Contributor

Aida Salazar

Is a multidisciplinary writer at work on her memoir, In the Womb of Love, about the loss of her infant daughter.

Aida Salazar is a multidisciplinary writer, educator, arts administrator, and mother that uses text to explore issues of identity and social justice. She grew up in Southeast Los Angeles where she spent many days sitting in little puddles of water on cement believing she was in the ocean. With an MFA in Writing from the California Institute of the Arts, she has performed/read at cultural centers, cafes, alternative art spaces and universities throughout the Southwest and Latin America. She has taught visual art, poetry and fiction to students of all ages. Her writings have appeared in publications such as the Huffington Post and Women and Performance: Journal of Feminist Theory. She was a resident writer at Hedgebrook Writer’s Colony, attended Squaw Valley Writer’s Workshop, is an alumni of the Op-Ed Project’s Write to Change the World Program and a member of the Society for Children’s Book Writers and Illustrators. She has produced festivals, events, protests, artist residencies, and conferences for a range of groups, non-profits, youth and popular movements.
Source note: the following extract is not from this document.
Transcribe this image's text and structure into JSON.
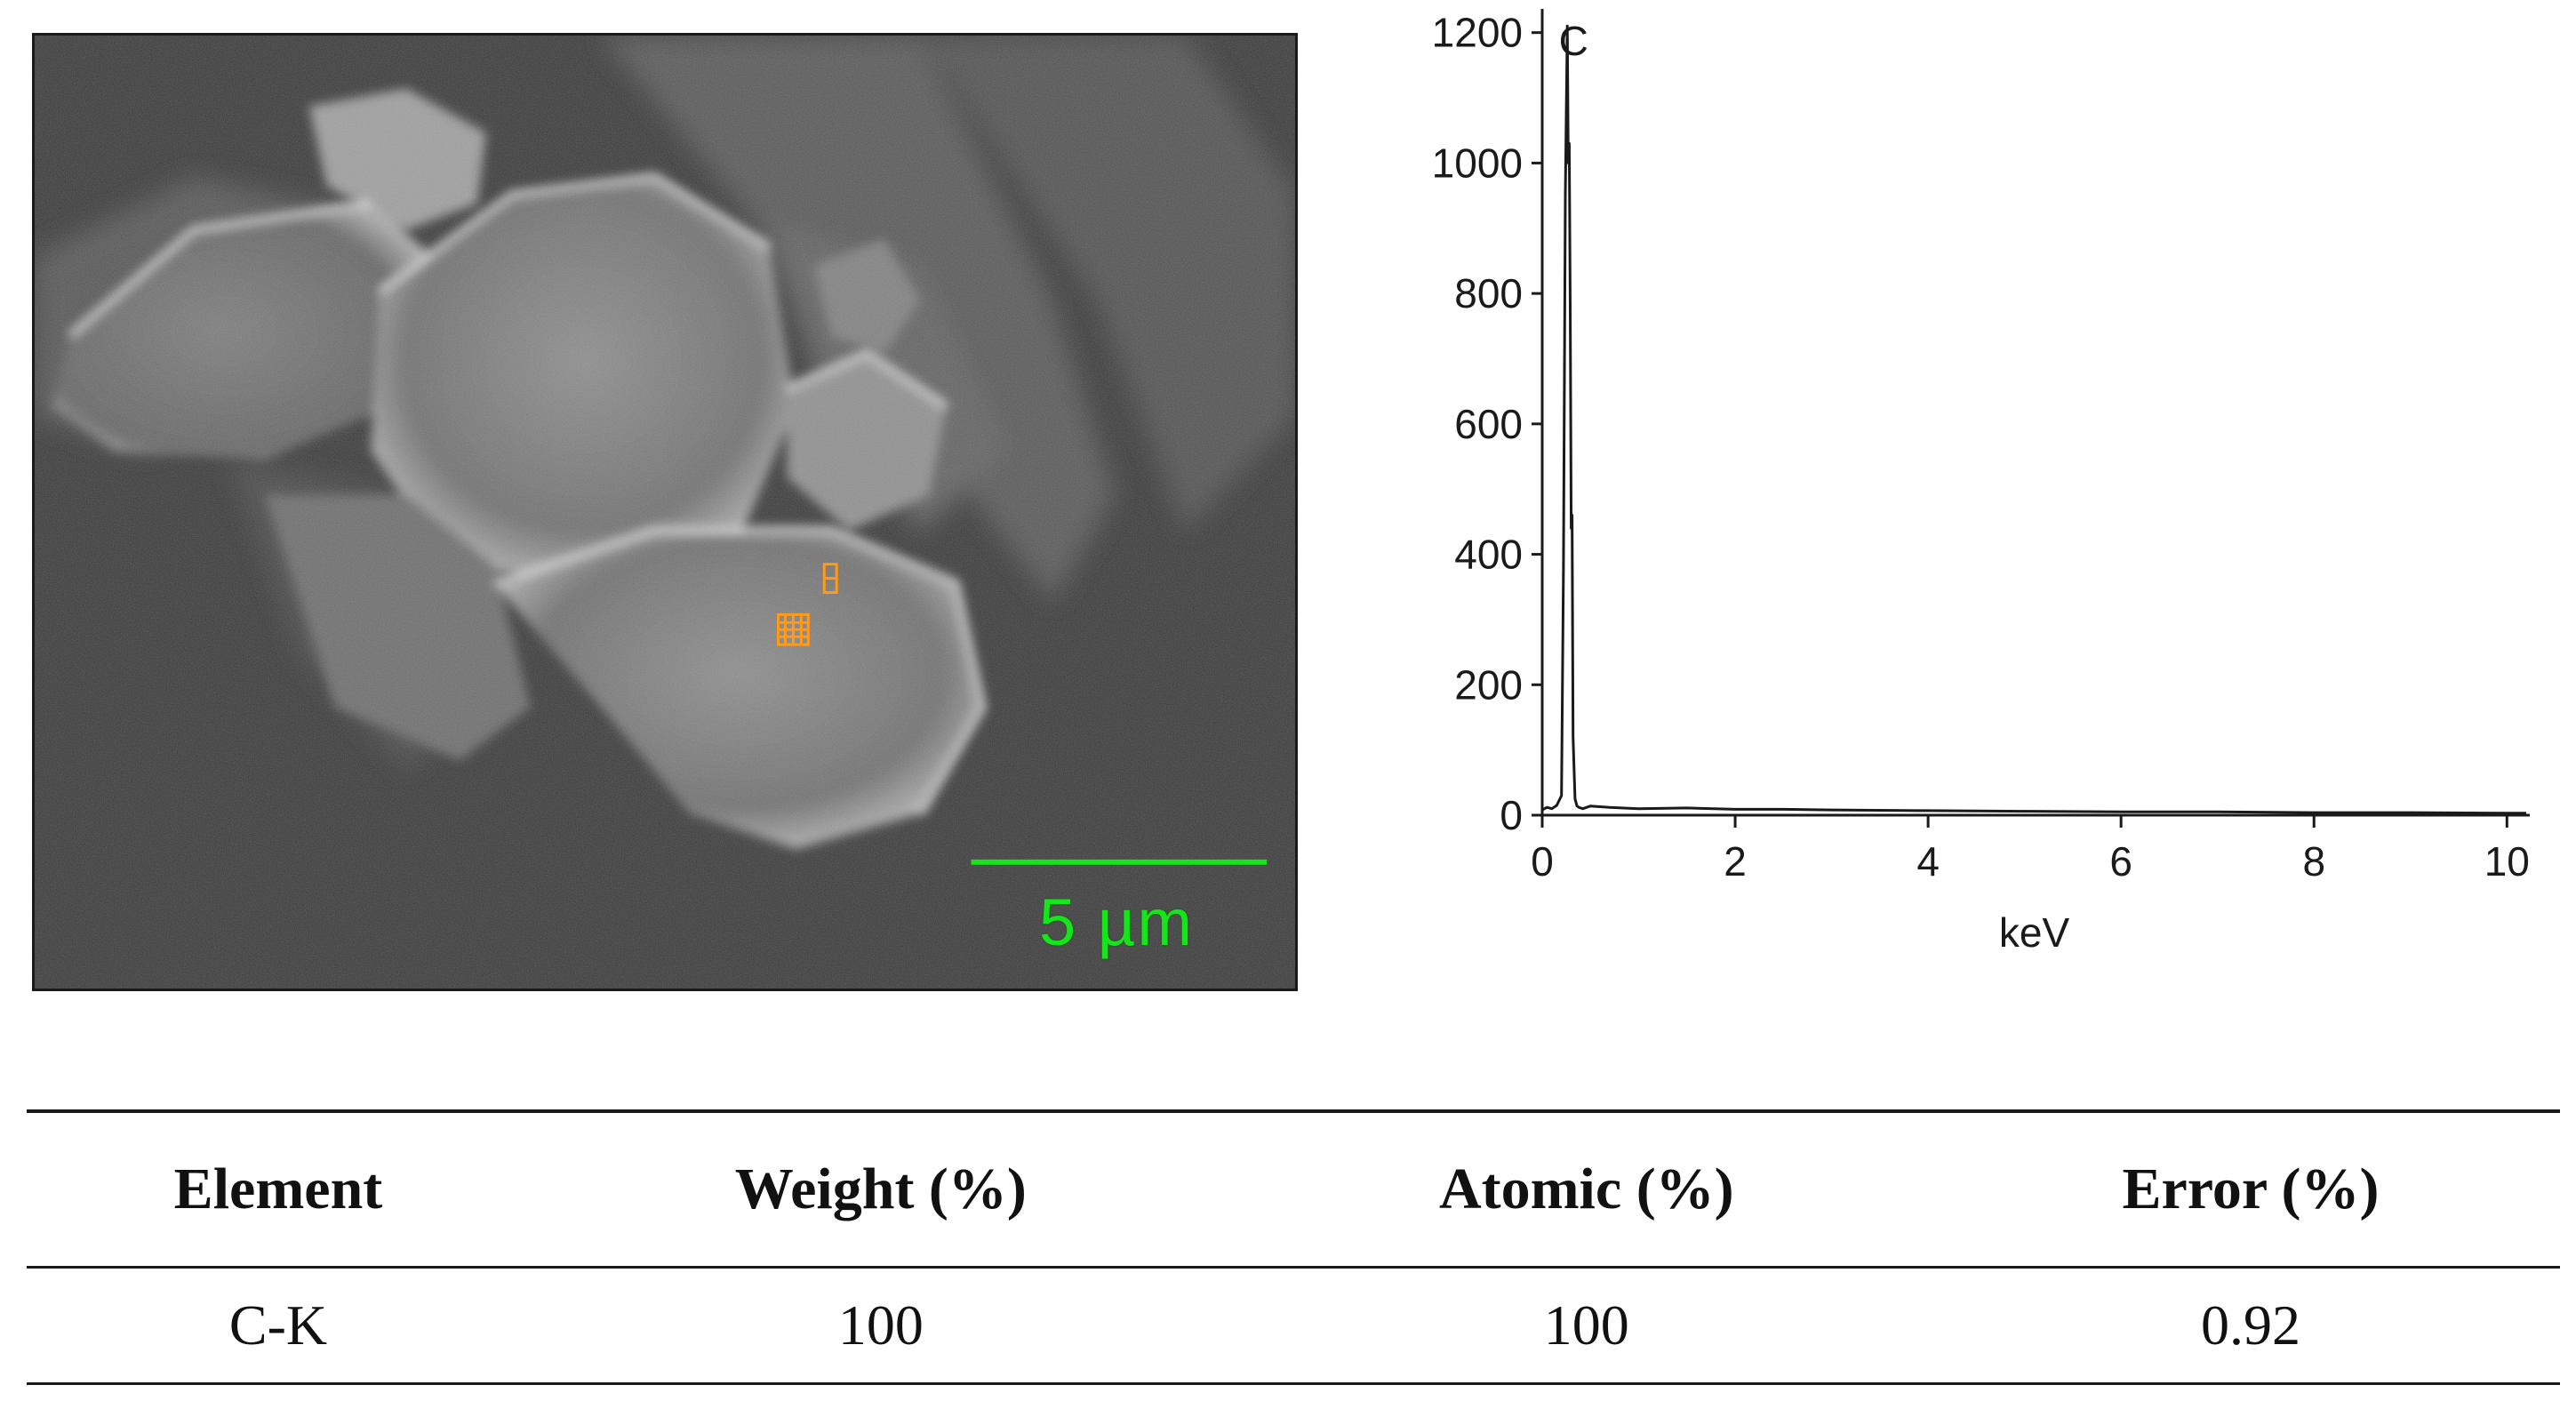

She consulted in the planning and design of cultural spaces including LA's Grand Park and La Plaza de Cultura & Arte. She currently lives in Oakland, CA with her husband, Latin jazz musician, John Santos and home-schools her two fiery artist children for whom many of her children’s stories have been written. She is at work on a novel in verse for middle grades and a book-length memoir, In the Womb of Love, about the death of her first-born infant child. Her story, By the Light of the Moon, was adapted into a ballet production by choreographer, Isabelle Sjahsam and artist, Roberto Miguel, for the Sonoma Conservatory of Dance. This Chicana-themed ballet that premiered in April 2016, is one of the few of its kind in ballet history.